Here are my basic rules for playlists. They need to:
- Be at least 60 minutes long.
- Have a good mix of songs that are uptempo, along with others that are slower.
- Have songs that are long and others that are short.
- Include a wide variety of music that will appeal to a wide range of people. It’s not important that everyone in the room for a cycling class like every song, but I’d like for everyone to hear at least one or two songs that they like.
So that’s how I wind up with a list that includes artists from Trick Pony to the Beastie Boys.

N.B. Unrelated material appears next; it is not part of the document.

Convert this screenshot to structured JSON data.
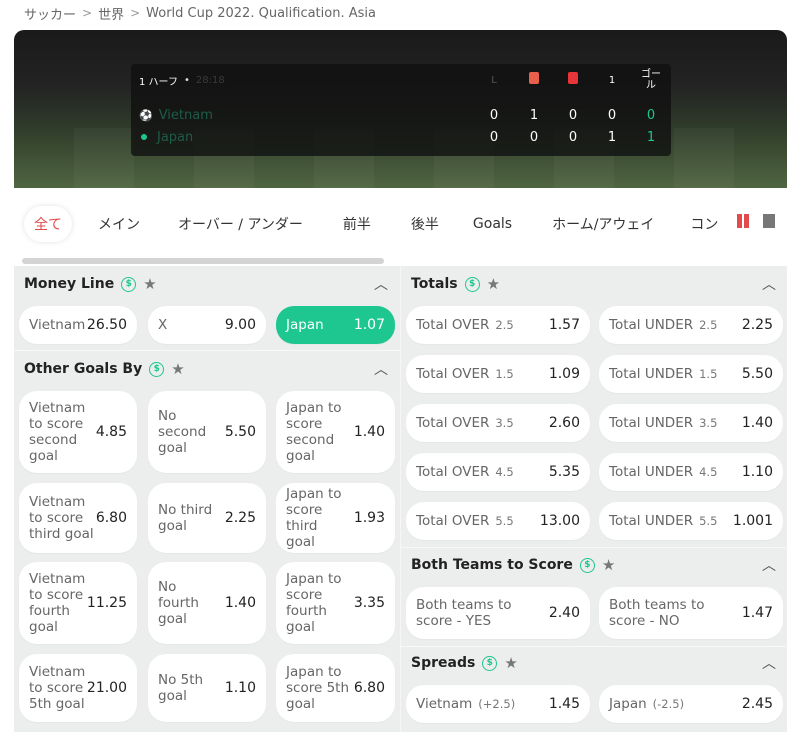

This particular list garnered some grumbles from the country music haters in the class — in particular this number from the Kentucky Headhunters. What makes this interesting is that the person who grumbled the most liked this song by Black Stone Cherry.
And now, thanks to Wikipedia, let’s venture into “Vinyl Tap” territory: Black Stone Cherry originated in Edmonton, Ken. Chris Robertson and John Fred Young, son of Kentucky Headhunters’s rhythm guitarist Richard
Young, started to play music together early in their teens and were joined by Ben Wells and Jon Lawhon. Black Stone Cherry officially formed on June 4, 2001, and took over the practice house that had been used by the Headhunters since 1968.
If you listen closely — especially now that you know “the rest of the story,” as legendary newsman Paul Harvey would have said — you might even hear the musical influence the Headhunters have had on Black Stone Cherry. There is more going on than just two random bands whose music I happen to like.
Speaking of Paul Harvey: The Dodge RamTrucks commercial for Super Bowl XLVII is getting a lot of buzz. It uses a speech, “So God Made a Farmer,” that the famed broadcaster gave at the 1978 Future Farmers of America convention.
But the photos used in the ad are what really make an impression. There is no video in the ad; just still photos. And they are amazing pictures.
According to petapixel.com, Chrysler commissioned 10 well-known photographers — including documentary photographer Kurt Markus and National Geographic photographer William Albert Allard — to shoot the photos. Using the photos in a Super Bowl commercial makes for a pretty expensive slide show. But these photos were worth it.